WASHINGTON, January 14, 2010 - Internet service providers and content providers are at a disadvantage since they are not compensated for all of the information they disseminate, and that leads to systematic underinvestment in the Internet, posits a new paper (PDF).

The authors of “Free to Invest: The Economic Benefits of Preserving Network Neutrality” say if that income could be accessed, government policy could help overcome that market failure.

Without network neutrality rules, new technologies could lead to pricing practices that transfer wealth from content providers to ISPs, which the authors say is a form of price discrimination investment for Internet content managers. Web site owners, bloggers, news organizations and others would have less incentive to expand their sites and applications, says the report, published by the Institute for Policy Integrity at the New York University School of Law.
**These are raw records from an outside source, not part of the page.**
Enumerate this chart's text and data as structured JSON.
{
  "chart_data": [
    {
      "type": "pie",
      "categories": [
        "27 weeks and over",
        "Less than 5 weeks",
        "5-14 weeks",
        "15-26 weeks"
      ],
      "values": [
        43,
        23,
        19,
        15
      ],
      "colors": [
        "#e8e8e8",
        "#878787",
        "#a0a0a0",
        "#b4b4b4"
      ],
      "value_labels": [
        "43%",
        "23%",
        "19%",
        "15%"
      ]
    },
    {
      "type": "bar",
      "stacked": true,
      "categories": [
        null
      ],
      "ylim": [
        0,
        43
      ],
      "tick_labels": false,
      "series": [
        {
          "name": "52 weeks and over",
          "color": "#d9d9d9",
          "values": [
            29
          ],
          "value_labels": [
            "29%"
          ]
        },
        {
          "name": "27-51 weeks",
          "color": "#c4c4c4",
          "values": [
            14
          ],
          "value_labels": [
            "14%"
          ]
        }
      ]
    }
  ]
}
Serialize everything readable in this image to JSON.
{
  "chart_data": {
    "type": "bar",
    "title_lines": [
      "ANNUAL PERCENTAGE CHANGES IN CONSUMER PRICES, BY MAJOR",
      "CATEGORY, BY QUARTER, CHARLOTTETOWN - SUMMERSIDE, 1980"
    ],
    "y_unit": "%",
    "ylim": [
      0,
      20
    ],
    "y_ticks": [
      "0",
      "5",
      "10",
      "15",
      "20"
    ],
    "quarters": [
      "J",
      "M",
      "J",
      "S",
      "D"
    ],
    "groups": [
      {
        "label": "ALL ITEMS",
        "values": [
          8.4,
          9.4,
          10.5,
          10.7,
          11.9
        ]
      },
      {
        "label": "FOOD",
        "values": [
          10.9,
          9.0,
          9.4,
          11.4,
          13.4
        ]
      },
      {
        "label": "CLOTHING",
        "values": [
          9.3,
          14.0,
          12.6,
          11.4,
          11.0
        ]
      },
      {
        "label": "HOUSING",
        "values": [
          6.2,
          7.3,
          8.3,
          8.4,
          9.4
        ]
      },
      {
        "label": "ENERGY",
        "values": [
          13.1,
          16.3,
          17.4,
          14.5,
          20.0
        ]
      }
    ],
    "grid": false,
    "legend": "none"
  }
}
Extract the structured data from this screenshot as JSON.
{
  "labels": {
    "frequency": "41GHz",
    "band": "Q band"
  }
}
The authors, Inimai Chettiar and J. Scott Holladay, say additional investment in broadband infrastructure also would increase the value of the Internet by making it faster and accessible in more places.

“But charging content providers for access to ISP customers is an extremely inefficient economic tool to do that, primarily because most additional revenue generated for ISPs is likely to be transferred to their shareholders rather than invested in expanding broadband lines,” they say.

1 Comment

  1. Interesting. The “Institute for Policy Integrity” claims to be a nonprofit “think tank,” but does not show up on the IRS list of registered nonprofits or in the database of nonprofits. And it seems to advocate every possible kinds of regulation, regardless of its merits.

    Worst of all, the group founds its arguments for onerous regulation of the Internet on the false premise that there’s no choice. In fact, there’s a vibrant and highly competitive market for Internet services — which, in fact, the proposed regulation would threaten.